Fundraising has not been easy, Pantalis also acknowledges. Investors wonder why they should pour money into a technology that has already been around for 100 years, but not been widely adopted outside the former Soviet Union.

What’s different now, he argues, is that genomic analysis is vastly easier and cheaper than it was in the Soviet era, allowing researchers to better select and engineer the right phages. “This opens a whole new world of possibilities for phage therapy,” said Pantalis.

Just as they’ve become resistant to antibiotics, bacteria can learn to resist phages too – they have after all co-evolved for millions of years. But one way to deal with this is administer cocktails of different phages Hodges noted.

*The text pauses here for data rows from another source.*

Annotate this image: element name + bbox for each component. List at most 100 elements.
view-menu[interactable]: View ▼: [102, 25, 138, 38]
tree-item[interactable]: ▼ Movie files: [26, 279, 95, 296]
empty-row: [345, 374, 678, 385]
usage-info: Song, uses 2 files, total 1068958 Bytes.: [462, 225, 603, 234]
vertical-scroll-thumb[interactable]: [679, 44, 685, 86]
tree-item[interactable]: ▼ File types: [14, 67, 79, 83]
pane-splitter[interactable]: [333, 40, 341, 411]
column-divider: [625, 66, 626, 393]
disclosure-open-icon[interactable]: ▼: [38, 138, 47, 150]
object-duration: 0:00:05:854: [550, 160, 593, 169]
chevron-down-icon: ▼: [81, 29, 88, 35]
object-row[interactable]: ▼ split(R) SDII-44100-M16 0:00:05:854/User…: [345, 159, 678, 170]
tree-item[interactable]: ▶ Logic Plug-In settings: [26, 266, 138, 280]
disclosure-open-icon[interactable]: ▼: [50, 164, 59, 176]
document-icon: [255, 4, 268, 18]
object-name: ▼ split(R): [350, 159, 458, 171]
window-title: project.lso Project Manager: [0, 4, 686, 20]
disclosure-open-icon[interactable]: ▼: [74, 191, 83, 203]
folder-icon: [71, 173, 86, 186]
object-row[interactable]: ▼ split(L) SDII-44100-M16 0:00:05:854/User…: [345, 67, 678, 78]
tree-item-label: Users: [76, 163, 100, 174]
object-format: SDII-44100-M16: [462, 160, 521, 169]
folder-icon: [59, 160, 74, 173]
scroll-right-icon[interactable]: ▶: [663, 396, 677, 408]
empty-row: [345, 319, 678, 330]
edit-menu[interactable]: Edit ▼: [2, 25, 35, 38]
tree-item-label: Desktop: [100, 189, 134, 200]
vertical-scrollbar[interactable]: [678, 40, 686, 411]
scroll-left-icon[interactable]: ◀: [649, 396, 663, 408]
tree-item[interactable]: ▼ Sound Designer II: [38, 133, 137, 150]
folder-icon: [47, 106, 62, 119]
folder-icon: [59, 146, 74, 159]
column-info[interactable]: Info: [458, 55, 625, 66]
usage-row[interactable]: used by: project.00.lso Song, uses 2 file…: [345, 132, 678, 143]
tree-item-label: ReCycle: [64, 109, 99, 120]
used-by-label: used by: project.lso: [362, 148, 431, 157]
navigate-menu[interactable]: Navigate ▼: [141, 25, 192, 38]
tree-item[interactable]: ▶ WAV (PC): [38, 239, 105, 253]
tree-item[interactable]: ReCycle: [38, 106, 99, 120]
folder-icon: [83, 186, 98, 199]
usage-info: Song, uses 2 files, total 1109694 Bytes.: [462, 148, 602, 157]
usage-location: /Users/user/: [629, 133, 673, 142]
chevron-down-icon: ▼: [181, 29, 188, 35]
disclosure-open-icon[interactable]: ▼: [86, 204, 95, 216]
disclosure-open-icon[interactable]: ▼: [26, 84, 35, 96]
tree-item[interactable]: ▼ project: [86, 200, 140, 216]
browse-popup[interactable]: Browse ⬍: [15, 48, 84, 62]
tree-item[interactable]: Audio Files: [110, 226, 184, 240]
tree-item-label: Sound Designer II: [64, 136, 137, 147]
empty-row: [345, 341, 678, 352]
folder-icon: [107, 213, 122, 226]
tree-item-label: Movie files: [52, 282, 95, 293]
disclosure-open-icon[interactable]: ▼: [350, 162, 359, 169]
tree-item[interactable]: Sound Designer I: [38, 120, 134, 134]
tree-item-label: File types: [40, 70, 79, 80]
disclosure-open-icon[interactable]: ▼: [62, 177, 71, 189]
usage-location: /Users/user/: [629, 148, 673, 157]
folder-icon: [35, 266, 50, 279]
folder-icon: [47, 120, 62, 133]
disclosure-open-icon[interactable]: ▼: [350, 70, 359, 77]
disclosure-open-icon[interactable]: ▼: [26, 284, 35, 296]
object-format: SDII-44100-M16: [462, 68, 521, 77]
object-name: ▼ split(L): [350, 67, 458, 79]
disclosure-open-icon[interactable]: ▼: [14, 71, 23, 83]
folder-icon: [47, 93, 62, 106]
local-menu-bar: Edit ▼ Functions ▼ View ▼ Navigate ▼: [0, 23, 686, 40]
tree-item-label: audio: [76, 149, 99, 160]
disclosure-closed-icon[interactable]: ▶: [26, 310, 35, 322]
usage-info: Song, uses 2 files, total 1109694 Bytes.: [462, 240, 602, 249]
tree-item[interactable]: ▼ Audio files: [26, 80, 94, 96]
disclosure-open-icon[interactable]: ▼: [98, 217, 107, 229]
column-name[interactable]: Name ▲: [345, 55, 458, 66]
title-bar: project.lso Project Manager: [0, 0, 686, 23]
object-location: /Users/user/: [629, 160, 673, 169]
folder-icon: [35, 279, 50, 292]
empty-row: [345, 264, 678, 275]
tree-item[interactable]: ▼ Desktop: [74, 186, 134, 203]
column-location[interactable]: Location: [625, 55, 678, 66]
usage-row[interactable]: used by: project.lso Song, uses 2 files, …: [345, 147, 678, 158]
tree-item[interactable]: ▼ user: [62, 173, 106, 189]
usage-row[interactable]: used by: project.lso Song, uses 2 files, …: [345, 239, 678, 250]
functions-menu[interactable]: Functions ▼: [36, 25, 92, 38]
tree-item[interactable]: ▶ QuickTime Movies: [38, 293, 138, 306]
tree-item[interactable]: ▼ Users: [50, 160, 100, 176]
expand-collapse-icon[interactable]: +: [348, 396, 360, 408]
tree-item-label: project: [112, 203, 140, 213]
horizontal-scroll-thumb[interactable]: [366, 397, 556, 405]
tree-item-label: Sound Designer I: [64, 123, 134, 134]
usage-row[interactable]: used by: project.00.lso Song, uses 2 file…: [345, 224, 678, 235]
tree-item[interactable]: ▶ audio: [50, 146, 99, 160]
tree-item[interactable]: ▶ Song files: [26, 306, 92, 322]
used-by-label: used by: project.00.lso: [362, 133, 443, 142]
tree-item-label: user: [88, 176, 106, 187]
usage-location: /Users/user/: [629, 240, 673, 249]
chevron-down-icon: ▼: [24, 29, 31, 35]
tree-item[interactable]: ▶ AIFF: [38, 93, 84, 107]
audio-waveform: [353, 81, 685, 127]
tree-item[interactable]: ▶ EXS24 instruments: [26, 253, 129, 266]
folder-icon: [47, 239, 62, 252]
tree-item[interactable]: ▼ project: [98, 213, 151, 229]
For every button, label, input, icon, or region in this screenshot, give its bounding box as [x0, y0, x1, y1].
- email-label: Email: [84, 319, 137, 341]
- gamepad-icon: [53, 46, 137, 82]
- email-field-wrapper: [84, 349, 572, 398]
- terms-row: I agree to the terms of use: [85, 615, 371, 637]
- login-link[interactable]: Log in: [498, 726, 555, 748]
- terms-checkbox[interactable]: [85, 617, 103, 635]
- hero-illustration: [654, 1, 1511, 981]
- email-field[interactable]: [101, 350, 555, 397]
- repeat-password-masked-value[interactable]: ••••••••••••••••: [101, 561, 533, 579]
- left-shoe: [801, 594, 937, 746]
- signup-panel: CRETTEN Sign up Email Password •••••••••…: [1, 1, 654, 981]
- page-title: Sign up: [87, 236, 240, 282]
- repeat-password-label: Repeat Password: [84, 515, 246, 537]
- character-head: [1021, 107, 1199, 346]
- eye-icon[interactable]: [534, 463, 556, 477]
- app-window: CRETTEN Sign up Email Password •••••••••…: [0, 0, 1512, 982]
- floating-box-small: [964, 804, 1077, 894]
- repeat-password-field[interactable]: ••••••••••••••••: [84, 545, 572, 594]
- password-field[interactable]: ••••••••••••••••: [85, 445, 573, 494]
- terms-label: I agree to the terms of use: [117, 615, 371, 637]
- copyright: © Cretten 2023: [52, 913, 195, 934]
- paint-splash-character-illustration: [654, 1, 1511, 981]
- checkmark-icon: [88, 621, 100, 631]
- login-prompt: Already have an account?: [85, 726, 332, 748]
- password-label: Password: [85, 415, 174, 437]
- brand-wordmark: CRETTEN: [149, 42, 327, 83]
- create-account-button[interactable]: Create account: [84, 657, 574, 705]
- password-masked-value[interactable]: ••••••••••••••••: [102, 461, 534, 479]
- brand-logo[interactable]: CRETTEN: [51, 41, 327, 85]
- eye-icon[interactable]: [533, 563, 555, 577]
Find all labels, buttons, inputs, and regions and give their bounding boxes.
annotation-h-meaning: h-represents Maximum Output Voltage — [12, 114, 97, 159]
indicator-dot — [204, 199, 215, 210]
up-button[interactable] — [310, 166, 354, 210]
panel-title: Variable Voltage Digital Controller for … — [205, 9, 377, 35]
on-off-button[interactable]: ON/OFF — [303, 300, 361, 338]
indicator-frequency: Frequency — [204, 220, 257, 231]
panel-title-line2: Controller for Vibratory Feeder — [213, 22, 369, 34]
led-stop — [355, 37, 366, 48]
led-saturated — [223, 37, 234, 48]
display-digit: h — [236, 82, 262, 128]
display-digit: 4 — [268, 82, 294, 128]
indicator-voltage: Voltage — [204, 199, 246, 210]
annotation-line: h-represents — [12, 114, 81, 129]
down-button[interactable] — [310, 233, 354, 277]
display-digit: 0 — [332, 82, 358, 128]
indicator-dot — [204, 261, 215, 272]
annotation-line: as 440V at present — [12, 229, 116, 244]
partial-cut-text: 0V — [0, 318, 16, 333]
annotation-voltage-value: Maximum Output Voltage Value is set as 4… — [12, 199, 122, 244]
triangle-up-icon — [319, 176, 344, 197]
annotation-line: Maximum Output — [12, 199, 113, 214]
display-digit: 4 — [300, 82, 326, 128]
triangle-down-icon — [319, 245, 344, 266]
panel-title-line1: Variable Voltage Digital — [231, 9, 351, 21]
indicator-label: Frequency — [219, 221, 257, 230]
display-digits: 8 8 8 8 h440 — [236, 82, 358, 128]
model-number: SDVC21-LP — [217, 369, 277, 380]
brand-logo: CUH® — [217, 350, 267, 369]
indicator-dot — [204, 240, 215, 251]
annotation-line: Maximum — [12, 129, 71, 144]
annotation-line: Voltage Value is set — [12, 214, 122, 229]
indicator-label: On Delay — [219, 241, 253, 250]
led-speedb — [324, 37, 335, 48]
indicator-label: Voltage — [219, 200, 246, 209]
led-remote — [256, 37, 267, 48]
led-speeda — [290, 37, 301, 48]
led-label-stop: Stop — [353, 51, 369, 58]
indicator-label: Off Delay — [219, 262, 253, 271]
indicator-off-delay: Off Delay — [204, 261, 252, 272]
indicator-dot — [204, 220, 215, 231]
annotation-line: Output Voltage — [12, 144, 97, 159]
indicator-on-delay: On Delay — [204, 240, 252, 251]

Another option is to naturally train phages so that they keep their potency against target bacteria. “I think the benefit of phages over antibiotics is that they can be adapted,” said Hodges.

Going even further, phages can be engineered to avoid bacterial resistance using gene editing. “In my experience talking to pharma companies, they really love the engineered aspect of it,” Fairhead said. It’s also much easier to patent engineered than wild type phages, making investment more attractive, she said.

Merril says that being able to adapt phages, unlike traditional chemical antibiotics, means that the company can offer an “evergreen therapeutic that does not become obsolete” which therefore “presents the potential for investors to achieve a healthy return on investment.”

Advocates for phages stress that they aren’t going to replace normal antibiotics. “Nobody is claiming that phages will solve everything, that's not the case, we just need more antimicrobial options,” said Hodges.

Governments and research funders have long paid little attention to phages because they seemed old-fashioned, lacked compelling trial data, and were considered “too Russian”, said Josh Jones, director of UK Phage Therapy, a non-profit aiming to step up phage manufacturing in the UK.

“We simply didn't need alternative approaches when our antimicrobial needs were being met by antibiotics,” he said. “The AMR crisis has changed that.”